Title: "Puzzle Castle"
Subject: Educational adventure game
Format: Windows/Macintosh hybrid
Ages: 4 to 7
System requirements: Windows - 486 or faster processor, Windows 3.1 or later, 8MB RAM, 13MB free disk space, double-speed CD-ROM drive, sound card, 256-color monitor. Macintosh - 68040 or faster processor, System 7.1 or later, 8MB RAM, 13MB free disk space, double-speed CD-ROM drive, sound card, 256-color monitor
Comment: "Puzzle Castle" sends the user on a quest to conquer the monster lurking in the dungeon and save the kingdom in time for Princess Posy's Grand Banquet by solving a series of puzzles, many of which are based on visual-acuity games similar to the popular "Where's Waldo" books.
As it is, "Puzzle Castle" is better than any "Waldo" book, because a succession of searches is needed to complete the adventure game. It's also more challenging than a still page because the scene changes from game to game, little distractions careen around the screen and the object or person you are searching for may pop in and out of view. Just when you spot the little guy and put the cursor on him, poof!, he disappears, and you have to start again.
You've got to stay alert. It keeps the proceedings fun, and exciting, and once you believe you have conquered the game, you can increase the difficulty level and try again. On a printed page, Waldo never moves, and once you have memorized his position, the challenge is gone and the book probably will be tossed aside.
But "Puzzle Castle" isn't just made up of searching games. There are mazes, obstacle courses, visual recognition games, trial-and-error experiments, arcade-style shooting games.
It's difficult to figure out whether the manufacturers meant this to be educational or just fun.
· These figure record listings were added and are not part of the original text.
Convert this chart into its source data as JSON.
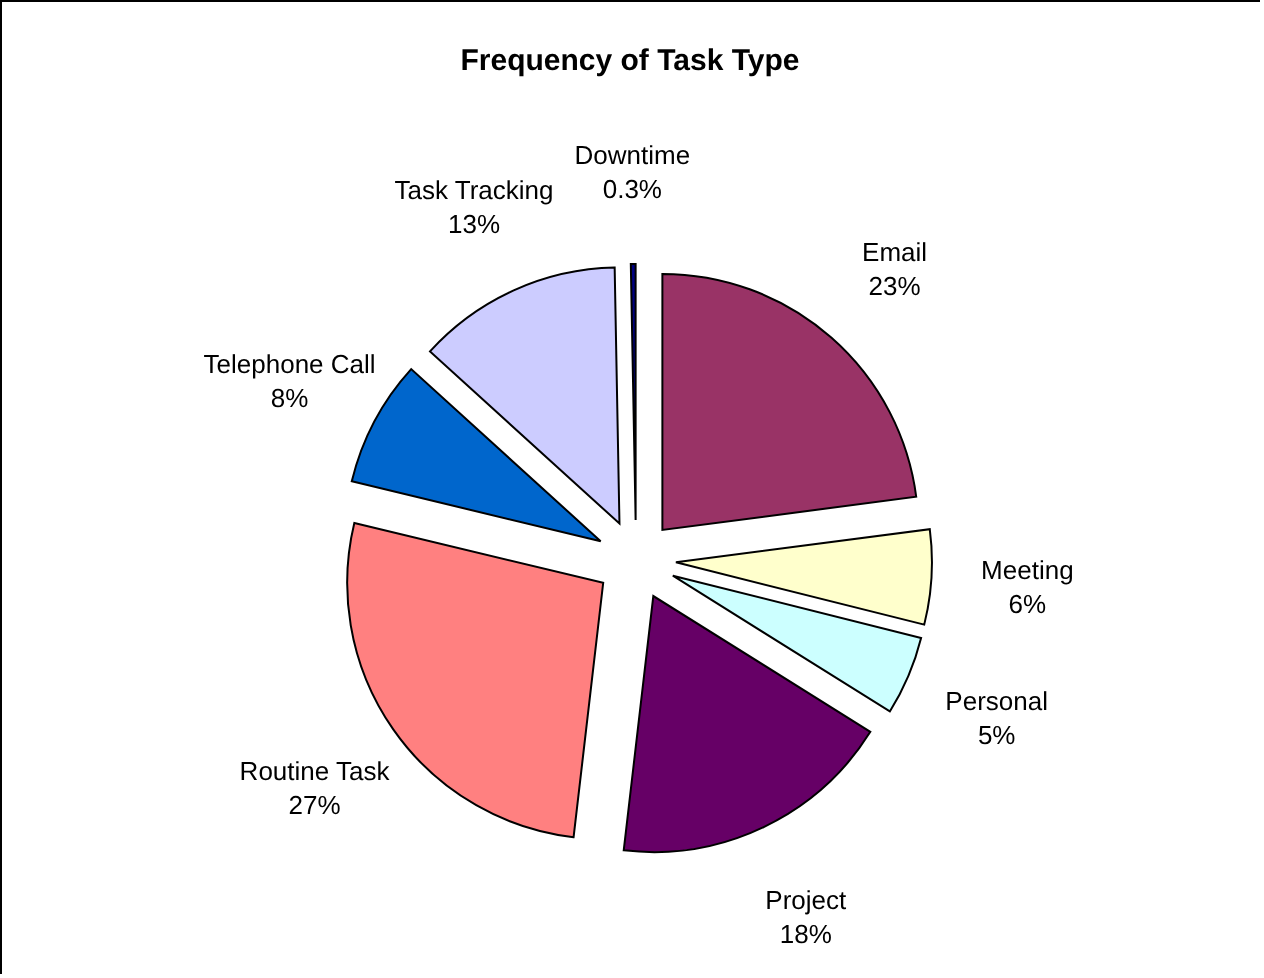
{
  "chart_data": {
    "type": "pie",
    "title": "Frequency of Task Type",
    "categories": [
      "Email",
      "Meeting",
      "Personal",
      "Project",
      "Routine Task",
      "Telephone Call",
      "Task Tracking",
      "Downtime"
    ],
    "values": [
      23,
      6,
      5,
      18,
      27,
      8,
      13,
      0.3
    ],
    "colors": [
      "#993366",
      "#ffffcc",
      "#ccffff",
      "#660066",
      "#ff8080",
      "#0066cc",
      "#ccccff",
      "#000080"
    ],
    "value_labels": [
      "23%",
      "6%",
      "5%",
      "18%",
      "27%",
      "8%",
      "13%",
      "0.3%"
    ]
  }
}
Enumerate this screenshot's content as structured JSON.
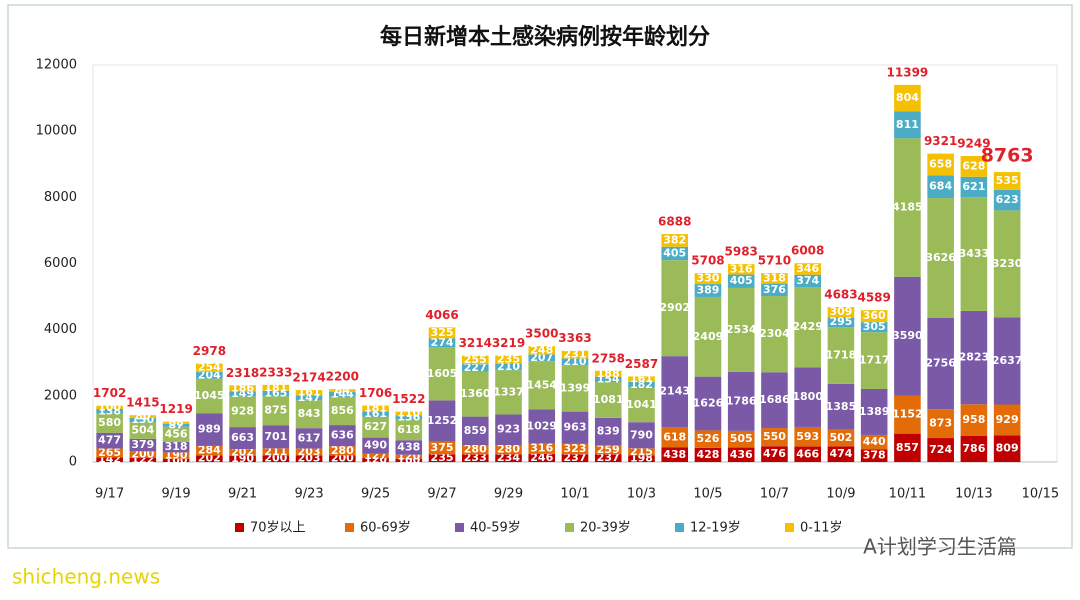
{
  "chart_data": {
    "type": "stacked_bar",
    "title": "每日新增本土感染病例按年龄划分",
    "categories": [
      "9/17",
      null,
      "9/19",
      null,
      "9/21",
      null,
      "9/23",
      null,
      "9/25",
      null,
      "9/27",
      null,
      "9/29",
      null,
      "10/1",
      null,
      "10/3",
      null,
      "10/5",
      null,
      "10/7",
      null,
      "10/9",
      null,
      "10/11",
      null,
      "10/13",
      null,
      "10/15"
    ],
    "series": [
      {
        "name": "70岁以上",
        "color": "#c00000",
        "values": [
          142,
          122,
          100,
          202,
          190,
          200,
          203,
          200,
          120,
          100,
          235,
          233,
          234,
          246,
          237,
          237,
          198,
          438,
          428,
          436,
          476,
          466,
          474,
          378,
          857,
          724,
          786,
          809,
          null
        ]
      },
      {
        "name": "60-69岁",
        "color": "#e36c09",
        "values": [
          265,
          200,
          190,
          284,
          202,
          211,
          203,
          280,
          127,
          120,
          375,
          280,
          280,
          316,
          323,
          259,
          215,
          618,
          526,
          505,
          550,
          593,
          502,
          440,
          1152,
          873,
          958,
          929,
          null
        ]
      },
      {
        "name": "40-59岁",
        "color": "#7a5aa6",
        "values": [
          477,
          379,
          318,
          989,
          663,
          701,
          617,
          636,
          490,
          438,
          1252,
          859,
          923,
          1029,
          963,
          839,
          790,
          2143,
          1626,
          1786,
          1686,
          1800,
          1385,
          1389,
          3590,
          2756,
          2823,
          2637,
          null
        ]
      },
      {
        "name": "20-39岁",
        "color": "#9bbb59",
        "values": [
          580,
          504,
          456,
          1045,
          928,
          875,
          843,
          856,
          627,
          618,
          1605,
          1360,
          1337,
          1454,
          1399,
          1081,
          1041,
          2902,
          2409,
          2534,
          2304,
          2429,
          1718,
          1717,
          4185,
          3626,
          3433,
          3230,
          null
        ]
      },
      {
        "name": "12-19岁",
        "color": "#4bacc6",
        "values": [
          138,
          130,
          87,
          204,
          149,
          165,
          147,
          144,
          161,
          136,
          274,
          227,
          210,
          207,
          210,
          154,
          182,
          405,
          389,
          405,
          376,
          374,
          295,
          305,
          811,
          684,
          621,
          623,
          null
        ]
      },
      {
        "name": "0-11岁",
        "color": "#f5c000",
        "values": [
          100,
          80,
          68,
          254,
          186,
          181,
          161,
          84,
          181,
          110,
          325,
          255,
          235,
          248,
          231,
          188,
          161,
          382,
          330,
          316,
          318,
          346,
          309,
          360,
          804,
          658,
          628,
          535,
          null
        ]
      }
    ],
    "totals": [
      1702,
      1415,
      1219,
      2978,
      2318,
      2333,
      2174,
      2200,
      1706,
      1522,
      4066,
      3214,
      3219,
      3500,
      3363,
      2758,
      2587,
      6888,
      5708,
      5983,
      5710,
      6008,
      4683,
      4589,
      11399,
      9321,
      9249,
      8763,
      null
    ],
    "ylim": [
      0,
      12000
    ],
    "yticks": [
      0,
      2000,
      4000,
      6000,
      8000,
      10000,
      12000
    ],
    "grid": false,
    "legend": "bottom"
  },
  "watermarks": [
    "A计划学习生活篇",
    "shicheng.news"
  ]
}
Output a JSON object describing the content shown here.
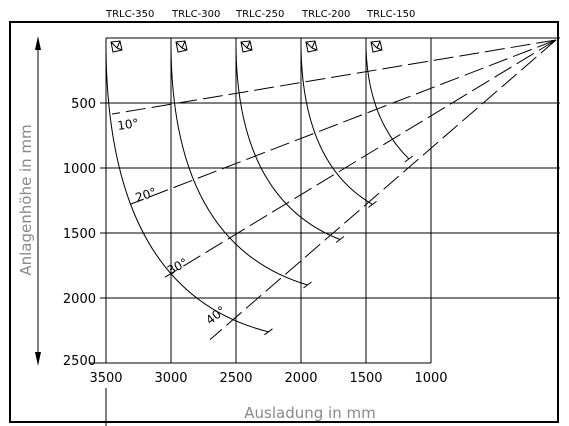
{
  "series_labels": [
    "TRLC-350",
    "TRLC-300",
    "TRLC-250",
    "TRLC-200",
    "TRLC-150"
  ],
  "x_ticks": [
    "3500",
    "3000",
    "2500",
    "2000",
    "1500",
    "1000"
  ],
  "y_ticks": [
    "500",
    "1000",
    "1500",
    "2000",
    "2500"
  ],
  "angle_labels": [
    "10°",
    "20°",
    "30°",
    "40°"
  ],
  "x_axis_label": "Ausladung in mm",
  "y_axis_label": "Anlagenhöhe in mm",
  "colors": {
    "line": "#000000",
    "axis_label": "#8a8a8a",
    "background": "#ffffff"
  },
  "icon": "luminaire-icon",
  "chart_data": {
    "type": "diagram",
    "x_range": [
      3500,
      1000
    ],
    "y_range": [
      0,
      2500
    ],
    "grid": true,
    "beam_angles": [
      10,
      20,
      30,
      40
    ],
    "luminaires": [
      {
        "name": "TRLC-350",
        "x": 3500
      },
      {
        "name": "TRLC-300",
        "x": 3000
      },
      {
        "name": "TRLC-250",
        "x": 2500
      },
      {
        "name": "TRLC-200",
        "x": 2000
      },
      {
        "name": "TRLC-150",
        "x": 1500
      }
    ]
  }
}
It's both, but the educational value is subtle; unlike a lot of kids' educational software, the lessons don't come in the form of "here is a cartoon character who will teach you something." You just play the games - and hop around the screens playing the 200 silly clickables - and later on kids realize they have learned something. The lively presentation - SegaSoft refers to it as "stealth learning," or learning while not realizing it - keeps things moving along briskly.
Also noteworthy is that the brave knight-in-shining-armor who saves the kingdom is a female, Sophie. And her loyal underling is a boy. You go, girl!